Cette formulation arithmétique ne doit pas faire oublier que
le PIB n’est autre que la somme des dépenses réalisées au cours d’un exercice
annuel.
Un déluge monétaire pour tenter de compenser la baisse annoncée
du PIB.
On nous annonce un véritable déluge de création monétaire
venu de la BCE (Banque Centrale Européenne) qui pourrait se monter à plus de
300 milliards d’euros pour la seule France, er rares sont ceux qui s’inquiètent
de la conséquence de cette nouvelle manne monétaire, même Zemmour, pourtant
plus avisé habituellement, trouve cette apparente générosité extraordinaire, il
le répète d’ailleurs tous les soirs.
L’expérience nous a pourtant appris que le « quantitative
easing », même à l’Européenne, profitait rarement à l’économie réelle,
puisqu’il profitait essentiellement aux marchés financiers et à la spéculation
boursière, tout en faisant flamber le prix de l’immobilier.
Mais cette nouvelle injection d’héroïne monétaire, ces centaines de milliards de monnaie gagée, sinon sur du vide, du moins sur des
créances qui ne seront jamais remboursées, puisqu’elles correspondent à un
manque d’activités, à un « trou » du PIB, risque d’être plus grave
encore.
Localisme ou importation?
Supposons en effet que cette manne aille pour partie, par
exemple pour moitié (au lieu des 5% habituels) aux acteurs économiques les plus fragiles,
ouvriers, paysans, petits commerçants ou artisans, disons à tous ceux dont le
revenu du travail est inférieur à deux SMIC, et parfois bien plus faible.
S’ils utilisent ces 150 milliards pour acheter, comme très
souvent, des produits étrangers, le PIB ne bougera pas d’un pouce, puisque même
si leurs dépenses augmenteront bien de 150 milliards, les importations
augmenteront d’autant: le PIB n’aura donc pas augmenté d’un iota.

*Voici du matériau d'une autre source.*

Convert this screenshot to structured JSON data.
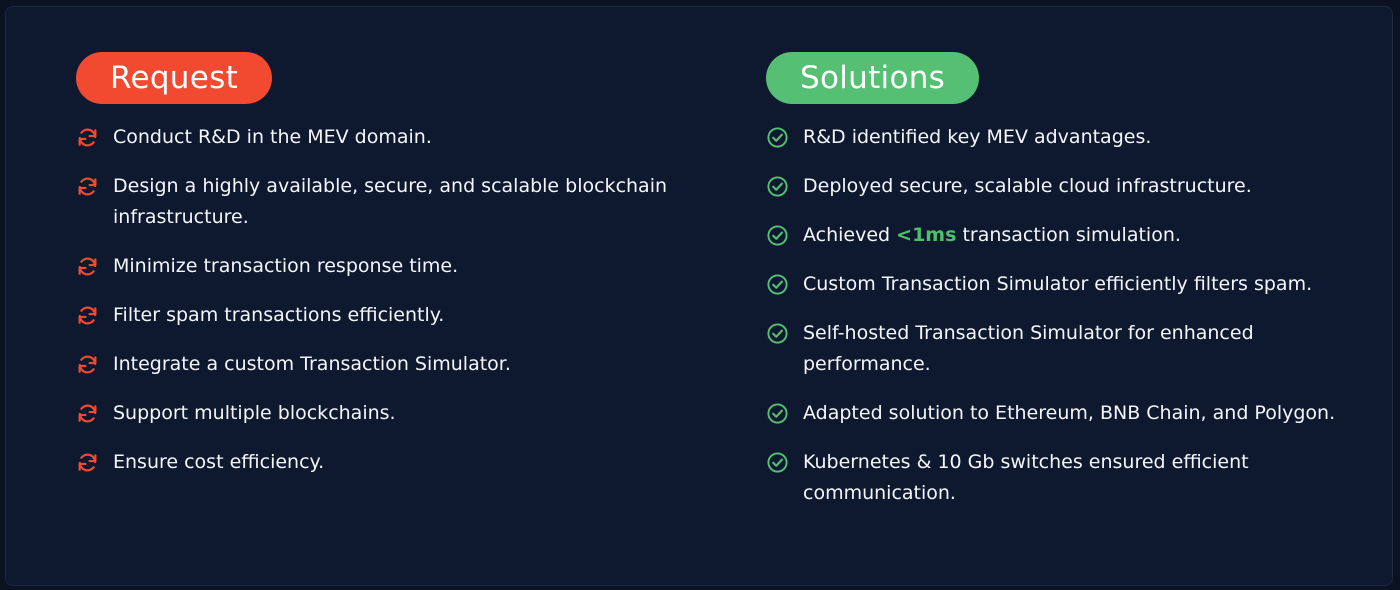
{
  "colors": {
    "background": "#0e1930",
    "request_accent": "#f24a31",
    "solutions_accent": "#55bf73",
    "highlight": "#4fbf6e"
  },
  "request": {
    "title": "Request",
    "icon": "refresh-icon",
    "items": [
      "Conduct R&D in the MEV domain.",
      "Design a highly available, secure, and scalable blockchain infrastructure.",
      "Minimize transaction response time.",
      "Filter spam transactions efficiently.",
      "Integrate a custom Transaction Simulator.",
      "Support multiple blockchains.",
      "Ensure cost efficiency."
    ]
  },
  "solutions": {
    "title": "Solutions",
    "icon": "check-circle-icon",
    "items": [
      {
        "text": "R&D identified key MEV advantages."
      },
      {
        "text": "Deployed secure, scalable cloud infrastructure."
      },
      {
        "pre": "Achieved ",
        "highlight": "<1ms",
        "post": " transaction simulation."
      },
      {
        "text": "Custom Transaction Simulator efficiently filters spam."
      },
      {
        "text": "Self-hosted Transaction Simulator for enhanced performance."
      },
      {
        "text": "Adapted solution to Ethereum, BNB Chain, and Polygon."
      },
      {
        "text": "Kubernetes & 10 Gb switches ensured efficient communication."
      }
    ]
  }
}
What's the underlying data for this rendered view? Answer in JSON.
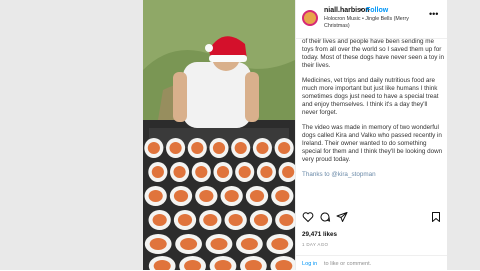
{
  "post": {
    "username": "niall.harbison",
    "separator": "•",
    "follow_label": "Follow",
    "music": "Holocron Music • Jingle Bells (Merry Christmas)",
    "more_label": "•••"
  },
  "caption": {
    "paragraphs": [
      "of their lives and people have been sending me toys from all over the world so I saved them up for today. Most of these dogs have never seen a toy in their lives.",
      "Medicines, vet trips and daily nutritious food are much more important but just like humans I think sometimes dogs just need to have a special treat and enjoy themselves. I think it's a day they'll never forget.",
      "The video was made in memory of two wonderful dogs called Kira and Valko who passed recently in Ireland. Their owner wanted to do something special for them and I think they'll be looking down very proud today.",
      "Thanks to @kira_stopman"
    ]
  },
  "actions": {
    "like_icon": "heart-icon",
    "comment_icon": "comment-icon",
    "share_icon": "share-icon",
    "save_icon": "bookmark-icon"
  },
  "likes": "29,471 likes",
  "time_ago": "1 DAY AGO",
  "login": {
    "link": "Log in",
    "rest": "to like or comment."
  },
  "colors": {
    "link_blue": "#0095f6",
    "santa_hat": "#d4102b",
    "bowl": "#f4f4f2",
    "food": "#e0743c"
  }
}
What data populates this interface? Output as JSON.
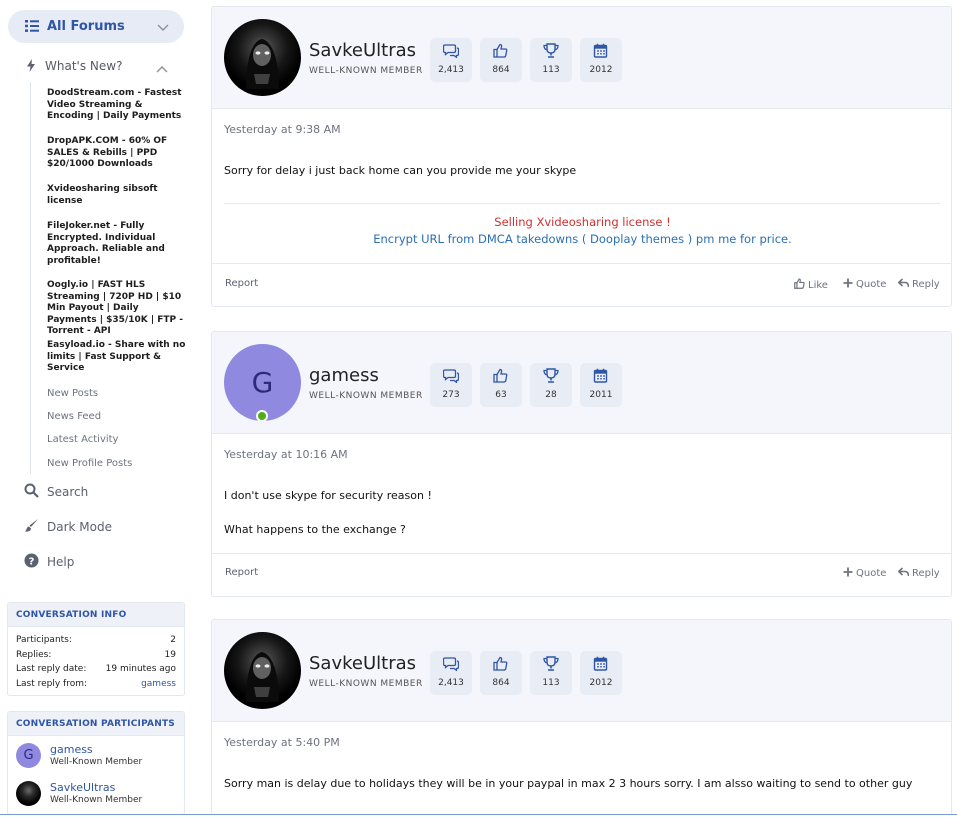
{
  "sidebar": {
    "all_forums": "All Forums",
    "whats_new": "What's New?",
    "featured": [
      "DoodStream.com - Fastest Video Streaming & Encoding | Daily Payments",
      "DropAPK.COM - 60% OF SALES & Rebills | PPD $20/1000 Downloads",
      "Xvideosharing sibsoft license",
      "FileJoker.net - Fully Encrypted. Individual Approach. Reliable and profitable!",
      "Oogly.io | FAST HLS Streaming | 720P HD | $10 Min Payout | Daily Payments | $35/10K | FTP - Torrent - API",
      "Easyload.io - Share with no limits | Fast Support & Service"
    ],
    "subnav": [
      "New Posts",
      "News Feed",
      "Latest Activity",
      "New Profile Posts"
    ],
    "search": "Search",
    "dark_mode": "Dark Mode",
    "help": "Help"
  },
  "conversation_info": {
    "title": "CONVERSATION INFO",
    "participants_label": "Participants:",
    "participants_value": "2",
    "replies_label": "Replies:",
    "replies_value": "19",
    "last_reply_date_label": "Last reply date:",
    "last_reply_date_value": "19 minutes ago",
    "last_reply_from_label": "Last reply from:",
    "last_reply_from_value": "gamess"
  },
  "conversation_participants": {
    "title": "CONVERSATION PARTICIPANTS",
    "items": [
      {
        "initial": "G",
        "name": "gamess",
        "title": "Well-Known Member"
      },
      {
        "initial": "",
        "name": "SavkeUltras",
        "title": "Well-Known Member"
      }
    ]
  },
  "messages": [
    {
      "username": "SavkeUltras",
      "user_title": "WELL-KNOWN MEMBER",
      "stats": [
        "2,413",
        "864",
        "113",
        "2012"
      ],
      "date": "Yesterday at 9:38 AM",
      "text": [
        "Sorry for delay i just back home can you provide me your skype"
      ],
      "signature": [
        "Selling Xvideosharing license !",
        "Encrypt URL from DMCA takedowns ( Dooplay themes ) pm me for price."
      ],
      "report": "Report",
      "like": "Like",
      "quote": "Quote",
      "reply": "Reply"
    },
    {
      "username": "gamess",
      "avatar_initial": "G",
      "user_title": "WELL-KNOWN MEMBER",
      "stats": [
        "273",
        "63",
        "28",
        "2011"
      ],
      "date": "Yesterday at 10:16 AM",
      "text": [
        "I don't use skype for security reason !",
        "What happens to the exchange ?"
      ],
      "report": "Report",
      "quote": "Quote",
      "reply": "Reply"
    },
    {
      "username": "SavkeUltras",
      "user_title": "WELL-KNOWN MEMBER",
      "stats": [
        "2,413",
        "864",
        "113",
        "2012"
      ],
      "date": "Yesterday at 5:40 PM",
      "text": [
        "Sorry man is delay due to holidays they will be in your paypal in max 2 3 hours sorry. I am alsso waiting to send to other guy"
      ]
    }
  ],
  "colors": {
    "accent": "#2f55a6",
    "signature_red": "#d0302e",
    "signature_blue": "#2a6fb4",
    "online": "#4caf15",
    "avatar_letter_bg": "#8f8ae0"
  }
}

La seule conséquence serait que le déficit commercial,
soutenu par cette nouvelle drogue, l’héroïne monétaire, aura lui-même augmenté
de 150 milliards, permettant aux vendeurs étrangers d’utiliser éventuellement
cet argent pour nous racheter, avec cette monnaie dépréciée, des vignobles dans
le Bordelais ou des châteaux sur la Loire, ou encore des aéroports
Héroïne ou bons d’achat spécifiques.
Il y aurait bien sûr une solution : que tout ce nouvel
argent ne serve qu’à relancer la production française, à faire vraiment du
localisme, à acheter français. Il faudrait, en fait, que cette nouvelle monnaie
prenne la forme de bons d’achat réservés à des produits ou à des services « produits
en France ». Ce n’est que dans ce cas que le déluge monétaire annoncé
ne conduirait pas à la catastrophe.
Mais tout cela, bien sûr, est interdit par
les traités de l’U.E. On attend encore le dirigeant qui aura le courage de
préférer sauver son pays que sauver un traité.
Dans le cas contraire, on n’aura peut-être pas à la fois le
déshonneur et la guerre, comme en 1938, mais à la fois l’inflation et la
misère, et la France continuera à dégringoler dans le concerts des nations dont
elle sera de plus en plus absente.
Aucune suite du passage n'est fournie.